Bringing Down Gun Violence with Holy Rage!

Bringing Down Gun Violence with Holy Rage! July 3, 2012

Bringing Down Gun Violence with Holy Rage
By James Atwood

Children in the United States are twelve times more likely to die from firearms injury than children in twenty-five other industrialized nations combined. Gun murder rates in the United States per one-hundred thousand people are more than seventeen times higher than those in Australia; thirty-five times higher than in Germany; thirty-seven times higher than in Spain; and 355 times higher than in Japan.

I began working to prevent gun violence in 1975. I was motivated largely by rage over a friend’s tragic death and my country’s sanction of 30,000 deaths per year. I began in anger, but I stayed at it because of my hope in the Lamb of God who will usher in the full and final victory over violence and death. Christian faith steers us to affirm that love is stronger than hate; life is more powerful than death; peace is more compelling than violence; and God’s promises are more influential than guns. Guns can only kill. Love can bring new life; love can bring a resurrection.

Part of the reason gun violence is rampant in America is because the subject itself is seldom raised from our pulpits, discussed in officer’s meetings, debated in Sunday school, and considered at our fellowship dinners and pot-luck suppers. Yes, these are venues where words are plentiful, but the truth and action that faith requires always begins with words. Even God needed words to create the world. “Let there be light,” the Creator decreed and creation happened. Creation always happens, for good or ill, whenever words are spoken. Every war, every movement to degrade people by nation, race, ethnicity, or sex began with words.

Likewise every public measure to rescue the needy, every social advance of the human race, and every stand for justice began with words. Words are never the end of our witness, but our witness always begins with words. If gun violence declines in America, it will be because the church starts talking about it—and thinking and arguing about it—using words. When is the last time your church had in-depth conversations about gun violence and made conscious decisions to do something about it?

One of the most loving things one can do to prevent violence, or honor those who have needlessly suffered and died, is to welcome a holy rage. When violence is destroying human beings, those who love are enraged. When injustice reigns, rage is often the first step of love. Jesus was angry when worshipers were exploited in the temple. In an act of love he turned over tables and threw out the moneychangers.

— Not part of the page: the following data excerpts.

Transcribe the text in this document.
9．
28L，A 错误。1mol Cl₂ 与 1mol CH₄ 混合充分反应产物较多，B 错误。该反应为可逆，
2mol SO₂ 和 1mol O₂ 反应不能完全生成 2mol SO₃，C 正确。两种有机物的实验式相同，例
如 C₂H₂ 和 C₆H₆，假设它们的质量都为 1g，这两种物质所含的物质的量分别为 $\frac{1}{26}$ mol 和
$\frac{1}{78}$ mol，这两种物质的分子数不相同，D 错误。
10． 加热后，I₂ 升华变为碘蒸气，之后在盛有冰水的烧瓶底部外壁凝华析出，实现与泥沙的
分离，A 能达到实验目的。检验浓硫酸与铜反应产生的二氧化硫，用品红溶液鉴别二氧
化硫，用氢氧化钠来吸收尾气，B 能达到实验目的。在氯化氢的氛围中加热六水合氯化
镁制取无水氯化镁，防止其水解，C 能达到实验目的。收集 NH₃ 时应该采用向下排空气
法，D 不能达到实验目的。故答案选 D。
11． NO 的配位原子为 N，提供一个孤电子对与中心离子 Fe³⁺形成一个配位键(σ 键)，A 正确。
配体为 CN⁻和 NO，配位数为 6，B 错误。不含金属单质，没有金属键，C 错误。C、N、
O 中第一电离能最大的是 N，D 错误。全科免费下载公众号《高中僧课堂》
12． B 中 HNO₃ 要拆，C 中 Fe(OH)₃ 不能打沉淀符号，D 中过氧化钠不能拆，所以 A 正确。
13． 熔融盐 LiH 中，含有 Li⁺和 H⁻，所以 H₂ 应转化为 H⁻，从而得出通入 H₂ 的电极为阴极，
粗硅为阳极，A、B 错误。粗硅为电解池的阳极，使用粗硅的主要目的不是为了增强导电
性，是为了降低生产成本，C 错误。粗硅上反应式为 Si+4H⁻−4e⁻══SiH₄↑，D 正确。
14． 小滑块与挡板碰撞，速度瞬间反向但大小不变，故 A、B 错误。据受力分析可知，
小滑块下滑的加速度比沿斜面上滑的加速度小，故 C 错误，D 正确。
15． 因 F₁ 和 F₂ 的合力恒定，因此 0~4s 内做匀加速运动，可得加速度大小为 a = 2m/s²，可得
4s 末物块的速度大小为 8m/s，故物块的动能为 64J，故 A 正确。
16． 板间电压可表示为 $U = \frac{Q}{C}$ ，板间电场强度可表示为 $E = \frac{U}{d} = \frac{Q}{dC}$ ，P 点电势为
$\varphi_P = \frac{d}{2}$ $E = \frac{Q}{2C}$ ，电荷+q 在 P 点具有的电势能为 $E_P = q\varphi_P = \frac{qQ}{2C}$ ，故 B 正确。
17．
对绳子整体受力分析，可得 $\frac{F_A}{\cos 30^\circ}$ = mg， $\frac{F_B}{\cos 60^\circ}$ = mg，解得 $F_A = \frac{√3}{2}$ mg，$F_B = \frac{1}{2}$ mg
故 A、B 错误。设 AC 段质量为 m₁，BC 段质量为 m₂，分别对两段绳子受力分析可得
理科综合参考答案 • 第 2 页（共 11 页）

William Wilberforce, member of the English Parliament, was enraged by the cruelty of the slave trade. With love in his heart he went public in his denunciation and became a major figure in the abolitionist movement. Sojourner Truth was so angry over the indignities of slavery that with insightful love she walked thousands of miles to help slaves “follow the drinking gourd” to freedom.

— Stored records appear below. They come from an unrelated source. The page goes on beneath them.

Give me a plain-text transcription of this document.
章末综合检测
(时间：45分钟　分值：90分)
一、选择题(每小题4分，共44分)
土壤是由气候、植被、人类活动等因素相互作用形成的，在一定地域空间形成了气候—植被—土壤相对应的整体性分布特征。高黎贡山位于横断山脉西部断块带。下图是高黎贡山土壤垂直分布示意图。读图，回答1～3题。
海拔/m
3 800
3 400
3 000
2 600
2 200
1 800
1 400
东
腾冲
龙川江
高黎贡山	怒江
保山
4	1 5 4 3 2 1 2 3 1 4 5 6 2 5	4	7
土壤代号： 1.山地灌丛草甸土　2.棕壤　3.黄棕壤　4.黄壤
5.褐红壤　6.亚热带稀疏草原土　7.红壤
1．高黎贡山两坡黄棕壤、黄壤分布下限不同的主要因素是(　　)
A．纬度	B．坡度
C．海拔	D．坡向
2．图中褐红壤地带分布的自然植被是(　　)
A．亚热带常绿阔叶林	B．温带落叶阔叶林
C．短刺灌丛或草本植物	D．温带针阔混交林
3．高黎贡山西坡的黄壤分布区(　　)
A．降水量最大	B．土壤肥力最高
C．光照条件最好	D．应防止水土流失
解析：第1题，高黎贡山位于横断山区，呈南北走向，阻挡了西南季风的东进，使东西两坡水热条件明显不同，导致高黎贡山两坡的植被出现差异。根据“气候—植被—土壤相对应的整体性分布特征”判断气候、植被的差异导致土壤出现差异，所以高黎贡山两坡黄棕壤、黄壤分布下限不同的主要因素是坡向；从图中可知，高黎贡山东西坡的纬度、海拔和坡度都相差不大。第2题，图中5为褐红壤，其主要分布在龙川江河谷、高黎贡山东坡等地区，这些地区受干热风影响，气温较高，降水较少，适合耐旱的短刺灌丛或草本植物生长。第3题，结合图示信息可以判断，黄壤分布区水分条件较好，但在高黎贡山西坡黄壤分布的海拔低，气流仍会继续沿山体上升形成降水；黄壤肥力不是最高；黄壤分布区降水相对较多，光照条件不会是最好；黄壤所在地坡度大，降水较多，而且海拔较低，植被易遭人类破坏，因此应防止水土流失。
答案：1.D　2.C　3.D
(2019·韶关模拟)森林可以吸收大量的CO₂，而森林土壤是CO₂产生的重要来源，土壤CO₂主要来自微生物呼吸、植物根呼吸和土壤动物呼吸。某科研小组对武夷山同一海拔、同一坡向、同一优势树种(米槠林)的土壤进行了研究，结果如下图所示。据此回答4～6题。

When Dutch Christians witnessed Nazi atrocities against Jews, they were outraged and started smuggling Jews to safety. Freedom riders were incensed “the colored” could not eat at lunch counters in five- and ten-cent stores, sit in the front of the bus, or use toilets in gas stations. Out of love for their brothers and sisters, they boarded buses and helped break the chains of segregation. People who love do not sit back and watch when terrible things are happening to neighbors or friends. Those who love welcome within a holy rage.

While we take some of the steps above and are convinced we are following God’s call, we must never demonize our Christian brothers and sisters whose views about guns are the polar opposite of our own. We must never claim we are closer to God than they for there are earnest Christians on both sides of this issue. We need to walk together into the future in order to build the America we all want for our children and grandchildren. Neither side can have what it most desires for our society without respecting and accommodating the other. But again, isn’t that how God made the world?

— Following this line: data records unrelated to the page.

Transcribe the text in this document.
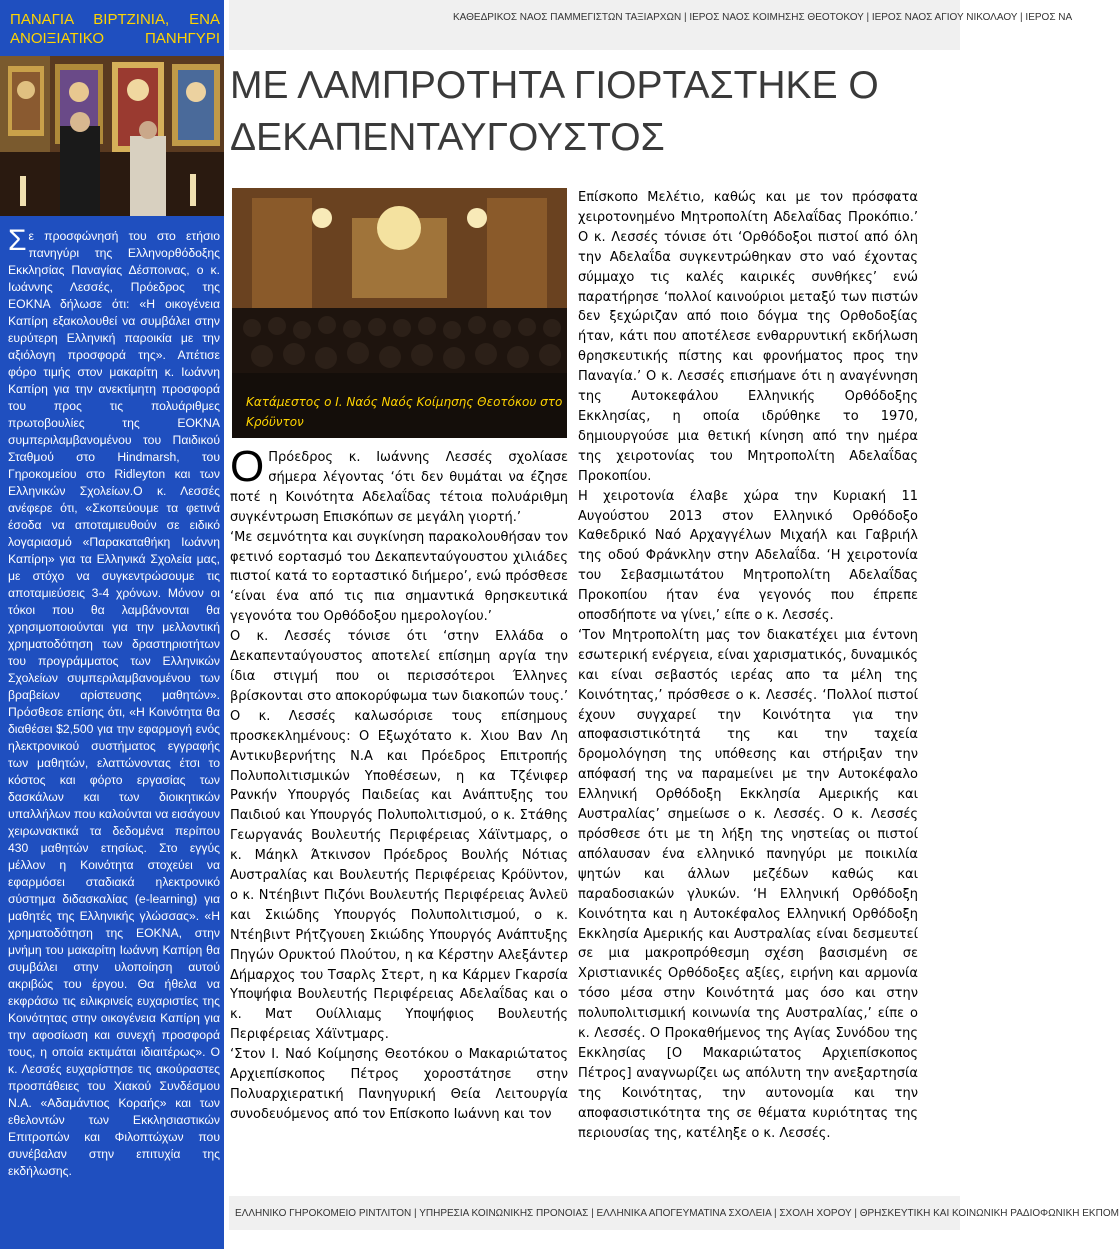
ΠΑΝΑΓΙΑ ΒΙΡΤΖΙΝΙΑ, ΕΝΑ ΑΝΟΙΞΙΑΤΙΚΟ ΠΑΝΗΓΥΡΙ

Σε προσφώνησή του στο ετήσιο πανηγύρι της Ελληνορθόδοξης Εκκλησίας Παναγίας Δέσποινας, ο κ. Ιωάννης Λεσσές, Πρόεδρος της ΕΟΚΝΑ δήλωσε ότι: «Η οικογένεια Καπίρη εξακολουθεί να συμβάλει στην ευρύτερη Ελληνική παροικία με την αξιόλογη προσφορά της». Απέτισε φόρο τιμής στον μακαρίτη κ. Ιωάννη Καπίρη για την ανεκτίμητη προσφορά του προς τις πολυάριθμες πρωτοβουλίες της ΕΟΚΝΑ συμπεριλαμβανομένου του Παιδικού Σταθμού στο Hindmarsh, του Γηροκομείου στο Ridleyton και των Ελληνικών Σχολείων.Ο κ. Λεσσές ανέφερε ότι, «Σκοπεύουμε τα φετινά έσοδα να αποταμιευθούν σε ειδικό λογαριασμό «Παρακαταθήκη Ιωάννη Καπίρη» για τα Ελληνικά Σχολεία μας, με στόχο να συγκεντρώσουμε τις αποταμιεύσεις 3-4 χρόνων. Μόνον οι τόκοι που θα λαμβάνονται θα χρησιμοποιούνται για την μελλοντική χρηματοδότηση των δραστηριοτήτων του προγράμματος των Ελληνικών Σχολείων συμπεριλαμβανομένου των βραβείων αρίστευσης μαθητών». Πρόσθεσε επίσης ότι, «Η Κοινότητα θα διαθέσει $2,500 για την εφαρμογή ενός ηλεκτρονικού συστήματος εγγραφής των μαθητών, ελαττώνοντας έτσι το κόστος και φόρτο εργασίας των δασκάλων και των διοικητικών υπαλλήλων που καλούνται να εισάγουν χειρωνακτικά τα δεδομένα περίπου 430 μαθητών ετησίως. Στο εγγύς μέλλον η Κοινότητα στοχεύει να εφαρμόσει σταδιακά ηλεκτρονικό σύστημα διδασκαλίας (e-learning) για μαθητές της Ελληνικής γλώσσας». «Η χρηματοδότηση της ΕΟΚΝΑ, στην μνήμη του μακαρίτη Ιωάννη Καπίρη θα συμβάλει στην υλοποίηση αυτού ακριβώς του έργου. Θα ήθελα να εκφράσω τις ειλικρινείς ευχαριστίες της Κοινότητας στην οικογένεια Καπίρη για την αφοσίωση και συνεχή προσφορά τους, η οποία εκτιμάται ιδιαιτέρως». Ο κ. Λεσσές ευχαρίστησε τις ακούραστες προσπάθειες του Χιακού Συνδέσμου Ν.Α. «Αδαμάντιος Κοραής» και των εθελοντών των Εκκλησιαστικών Επιτροπών και Φιλοπτώχων που συνέβαλαν στην επιτυχία της εκδήλωσης.

ΚΑΘΕΔΡΙΚΟΣ ΝΑΟΣ ΠΑΜΜΕΓΙΣΤΩΝ ΤΑΞΙΑΡΧΩΝ | ΙΕΡΟΣ ΝΑΟΣ ΚΟΙΜΗΣΗΣ ΘΕΟΤΟΚΟΥ | ΙΕΡΟΣ ΝΑΟΣ ΑΓΙΟΥ ΝΙΚΟΛΑΟΥ | ΙΕΡΟΣ ΝΑ
ΜΕ ΛΑΜΠΡΟΤΗΤΑ ΓΙΟΡΤΑΣΤΗΚΕ Ο ΔΕΚΑΠΕΝΤΑΥΓΟΥΣΤΟΣ
Κατάμεστος ο Ι. Ναός Ναός Κοίμησης Θεοτόκου στο Κρόϋντον

Ο Πρόεδρος κ. Ιωάννης Λεσσές σχολίασε σήμερα λέγοντας ‘ότι δεν θυμάται να έζησε ποτέ η Κοινότητα Αδελαΐδας τέτοια πολυάριθμη συγκέντρωση Επισκόπων σε μεγάλη γιορτή.’

‘Με σεμνότητα και συγκίνηση παρακολουθήσαν τον φετινό εορτασμό του Δεκαπενταύγουστου χιλιάδες πιστοί κατά το εορταστικό διήμερο’, ενώ πρόσθεσε ‘είναι ένα από τις πια σημαντικά θρησκευτικά γεγονότα του Ορθόδοξου ημερολογίου.’

Ο κ. Λεσσές τόνισε ότι ‘στην Ελλάδα ο Δεκαπενταύγουστος αποτελεί επίσημη αργία την ίδια στιγμή που οι περισσότεροι Έλληνες βρίσκονται στο αποκορύφωμα των διακοπών τους.’ Ο κ. Λεσσές καλωσόρισε τους επίσημους προσκεκλημένους: Ο Εξωχότατο κ. Χιου Βαν Λη Αντικυβερνήτης Ν.Α και Πρόεδρος Επιτροπής Πολυπολιτισμικών Υποθέσεων, η κα Τζένιφερ Ρανκήν Υπουργός Παιδείας και Ανάπτυξης του Παιδιού και Υπουργός Πολυπολιτισμού, ο κ. Στάθης Γεωργανάς Βουλευτής Περιφέρειας Χάϊντμαρς, ο κ. Μάηκλ Άτκινσον Πρόεδρος Βουλής Νότιας Αυστραλίας και Βουλευτής Περιφέρειας Κρόϋντον, ο κ. Ντέηβιντ Πιζόνι Βουλευτής Περιφέρειας Άνλεϋ και Σκιώδης Υπουργός Πολυπολιτισμού, ο κ. Ντέηβιντ Ρήτζγουεη Σκιώδης Υπουργός Ανάπτυξης Πηγών Ορυκτού Πλούτου, η κα Κέρστην Αλεξάντερ Δήμαρχος του Τσαρλς Στερτ, η κα Κάρμεν Γκαρσία Υποψήφια Βουλευτής Περιφέρειας Αδελαΐδας και ο κ. Ματ Ουίλλιαμς Υποψήφιος Βουλευτής Περιφέρειας Χάϊντμαρς.

‘Στον Ι. Ναό Κοίμησης Θεοτόκου ο Μακαριώτατος Αρχιεπίσκοπος Πέτρος χοροστάτησε στην Πολυαρχιερατική Πανηγυρική Θεία Λειτουργία συνοδευόμενος από τον Επίσκοπο Ιωάννη και τον

Επίσκοπο Μελέτιο, καθώς και με τον πρόσφατα χειροτονημένο Μητροπολίτη Αδελαΐδας Προκόπιο.’ Ο κ. Λεσσές τόνισε ότι ‘Ορθόδοξοι πιστοί από όλη την Αδελαΐδα συγκεντρώθηκαν στο ναό έχοντας σύμμαχο τις καλές καιρικές συνθήκες’ ενώ παρατήρησε ‘πολλοί καινούριοι μεταξύ των πιστών δεν ξεχώριζαν από ποιο δόγμα της Ορθοδοξίας ήταν, κάτι που αποτέλεσε ενθαρρυντική εκδήλωση θρησκευτικής πίστης και φρονήματος προς την Παναγία.’ Ο κ. Λεσσές επισήμανε ότι η αναγέννηση της Αυτοκεφάλου Ελληνικής Ορθόδοξης Εκκλησίας, η οποία ιδρύθηκε το 1970, δημιουργούσε μια θετική κίνηση από την ημέρα της χειροτονίας του Μητροπολίτη Αδελαΐδας Προκοπίου.

Η χειροτονία έλαβε χώρα την Κυριακή 11 Αυγούστου 2013 στον Ελληνικό Ορθόδοξο Καθεδρικό Ναό Αρχαγγέλων Μιχαήλ και Γαβριήλ της οδού Φράνκλην στην Αδελαΐδα. ‘Η χειροτονία του Σεβασμιωτάτου Μητροπολίτη Αδελαΐδας Προκοπίου ήταν ένα γεγονός που έπρεπε οποσδήποτε να γίνει,’ είπε ο κ. Λεσσές.

‘Τον Μητροπολίτη μας τον διακατέχει μια έντονη εσωτερική ενέργεια, είναι χαρισματικός, δυναμικός και είναι σεβαστός ιερέας απο τα μέλη της Κοινότητας,’ πρόσθεσε ο κ. Λεσσές. ‘Πολλοί πιστοί έχουν συγχαρεί την Κοινότητα για την αποφασιστικότητά της και την ταχεία δρομολόγηση της υπόθεσης και στήριξαν την απόφασή της να παραμείνει με την Αυτοκέφαλο Ελληνική Ορθόδοξη Εκκλησία Αμερικής και Αυστραλίας’ σημείωσε ο κ. Λεσσές. Ο κ. Λεσσές πρόσθεσε ότι με τη λήξη της νηστείας οι πιστοί απόλαυσαν ένα ελληνικό πανηγύρι με ποικιλία ψητών και άλλων μεζέδων καθώς και παραδοσιακών γλυκών. ‘Η Ελληνική Ορθόδοξη Κοινότητα και η Αυτοκέφαλος Ελληνική Ορθόδοξη Εκκλησία Αμερικής και Αυστραλίας είναι δεσμευτεί σε μια μακροπρόθεσμη σχέση βασισμένη σε Χριστιανικές Ορθόδοξες αξίες, ειρήνη και αρμονία τόσο μέσα στην Κοινότητά μας όσο και στην πολυπολιτισμική κοινωνία της Αυστραλίας,’ είπε ο κ. Λεσσές. Ο Προκαθήμενος της Αγίας Συνόδου της Εκκλησίας [Ο Μακαριώτατος Αρχιεπίσκοπος Πέτρος] αναγνωρίζει ως απόλυτη την ανεξαρτησία της Κοινότητας, την αυτονομία και την αποφασιστικότητα της σε θέματα κυριότητας της περιουσίας της, κατέληξε ο κ. Λεσσές.

ΕΛΛΗΝΙΚΟ ΓΗΡΟΚΟΜΕΙΟ ΡΙΝΤΛΙΤΟΝ | ΥΠΗΡΕΣΙΑ ΚΟΙΝΩΝΙΚΗΣ ΠΡΟΝΟΙΑΣ | ΕΛΛΗΝΙΚΑ ΑΠΟΓΕΥΜΑΤΙΝΑ ΣΧΟΛΕΙΑ | ΣΧΟΛΗ ΧΟΡΟΥ | ΘΡΗΣΚΕΥΤΙΚΗ ΚΑΙ ΚΟΙΝΩΝΙΚΗ ΡΑΔΙΟΦΩΝΙΚΗ ΕΚΠΟΜ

We must learn to speak the truth in love to those whose views are different. We must take heart because the polls tell us the vast majority of Americans are not far apart on guns and gun violence. 86 percent of all gun owners and NRA members agree that Second Amendment Rights and keeping guns from criminals and terrorists are complementary, not contradictory. What are we waiting for? Let the discussions and the healing begin!

 

James E. Atwood is the author of the America and Its Guns: A Theological Expose from Cascade Books. James is also Pastor Emeritus of the Trinity Presbyterian Church of Arlington, Virginia, from which he retired in 1999 and presently the Chairperson of Heeding God’s Call of Greater Washington, a faith-based ecumenical movement that encourages gun shops to adopt a code of conduct that deters illegal purchasing and the trafficking of handguns.